Event Name IEEE & ITEE Evening Lecture by Dr Keith Adams on How is Environmental Noise Perceived and how should it be Measured in spite of Established Practice?
Start Date 1st Aug 2012 6:00pm
End Date
Duration N/A

Title: How is Environmental Noise Perceived and how should it be Measured in spite of Established Practice? [pdf]

Speaker: Dr Keith Adams

Time and Date: 6:00pm refreshments for 6:30pm start, Wednesday, 1 August 2012

Place: John Connell Auditorium, Engineers Australia Building, 21 Bedford Street, North Melbourne


Environmental noise, especially aircraft noise is largely incoherent broadband noise, sometimes with the addition of tonal components. The processing of acoustic signals in the human ear is complex with frequency masking and various nonlinear processes present, which cannot be modeled by the simple frequency response of a linear system. Attempts to overcome these defects by focusing on “perception” metrics, successively resulted in algorithms to compute the “effective perceived noise level”, stationary loudness, and time-varying or dynamic loudness. The ratification of a standard for dynamic loudness provides an opportunity to put environmental noise monitoring on a more rational basis.

This talk will focus on the differences in monitoring obtained from the simple frequency weightings, the “perception” metrics and especially the fifth percentile measure of the dynamic loudness algorithm. It turns out that by judicious re-programming of the DSP of a standard outdoor noise-monitoring terminal the various metrics of environmental noise can be simultaneously recorded and compared in real-time. Some aspects of the dynamic loudness algorithm and its DSP implementation will be explained, and its advantages over A-weighting presented in dealing with noise from different types of aircraft combined with background noise. The fifth-percentile of dynamic loudness has much to recommend it as a suitable metric for noise monitoring. As a result of diagnostic testing for the correct implementation of the algorithm, the fifth percentile of the dynamic loudness metric was found to have an interesting special property, which has applications in the identification of certain sounds that do not arise from aircraft.

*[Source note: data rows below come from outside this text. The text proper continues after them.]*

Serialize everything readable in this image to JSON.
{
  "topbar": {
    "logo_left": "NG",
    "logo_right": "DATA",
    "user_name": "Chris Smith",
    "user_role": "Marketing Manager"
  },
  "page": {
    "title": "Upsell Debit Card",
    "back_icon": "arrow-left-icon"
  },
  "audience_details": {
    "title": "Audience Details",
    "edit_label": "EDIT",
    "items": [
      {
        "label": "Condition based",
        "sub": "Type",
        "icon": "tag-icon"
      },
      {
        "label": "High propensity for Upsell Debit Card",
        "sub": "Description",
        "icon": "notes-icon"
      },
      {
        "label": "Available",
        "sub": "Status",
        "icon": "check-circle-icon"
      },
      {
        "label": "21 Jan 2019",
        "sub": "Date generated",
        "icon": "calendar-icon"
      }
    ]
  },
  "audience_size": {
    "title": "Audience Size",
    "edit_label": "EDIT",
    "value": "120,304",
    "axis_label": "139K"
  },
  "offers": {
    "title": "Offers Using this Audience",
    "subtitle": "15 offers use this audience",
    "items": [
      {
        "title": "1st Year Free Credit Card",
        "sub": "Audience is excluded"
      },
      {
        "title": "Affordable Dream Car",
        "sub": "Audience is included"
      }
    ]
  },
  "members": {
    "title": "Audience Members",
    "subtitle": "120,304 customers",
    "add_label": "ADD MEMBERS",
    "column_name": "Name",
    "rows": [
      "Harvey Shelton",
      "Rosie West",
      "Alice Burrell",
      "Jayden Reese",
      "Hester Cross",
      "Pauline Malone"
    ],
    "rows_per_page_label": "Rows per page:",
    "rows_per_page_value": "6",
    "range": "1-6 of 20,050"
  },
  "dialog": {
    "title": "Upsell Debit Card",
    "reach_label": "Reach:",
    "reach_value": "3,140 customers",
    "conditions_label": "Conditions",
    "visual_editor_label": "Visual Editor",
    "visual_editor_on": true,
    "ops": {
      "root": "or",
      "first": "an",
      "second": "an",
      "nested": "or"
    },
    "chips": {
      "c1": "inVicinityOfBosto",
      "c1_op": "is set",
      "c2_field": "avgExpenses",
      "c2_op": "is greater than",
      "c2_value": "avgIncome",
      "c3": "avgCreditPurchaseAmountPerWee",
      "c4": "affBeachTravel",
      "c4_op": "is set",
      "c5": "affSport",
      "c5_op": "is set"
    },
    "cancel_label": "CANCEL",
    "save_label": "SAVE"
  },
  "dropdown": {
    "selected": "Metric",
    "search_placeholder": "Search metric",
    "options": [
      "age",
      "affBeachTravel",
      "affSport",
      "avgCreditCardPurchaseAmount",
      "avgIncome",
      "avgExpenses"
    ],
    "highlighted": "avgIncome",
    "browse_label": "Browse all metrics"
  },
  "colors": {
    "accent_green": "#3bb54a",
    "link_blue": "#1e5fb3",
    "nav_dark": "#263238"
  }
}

Psychoacoustics and the related field of soundscapes are in active development. Loudness is only one, albeit one of the most important, of several metrics that go to make up how noise is perceived. The area offers scope for signal processing developers to engage with the phenomena of perception and cognitive psychology.

Speaker Bio:

Keith Adams has been involved with the monitoring of aircraft noise for more than 20 years. He was the first chairman and R&D director of Lochard Ltd, an Australian company set up to provide instrumentation and systems to monitor aircraft noise worldwide. In 2009, Lochard was acquired by Spectris plc and incorporated as a division of Brüel & Kjær under the name B&K EMS.

In recent years there has been growing dissatisfaction about the discrepancy between the standard measurement procedure for environmental noise and human perception of noise. Now semi-retired, Keith Adams has long been in favour of adopting more realistic procedures, which originally were perceived as too difficult or cumbersome to implement in practice. These days, with modern technology, there is no practical barrier to implement whatever is required in accordance with the best available theoretical and experimental knowledge.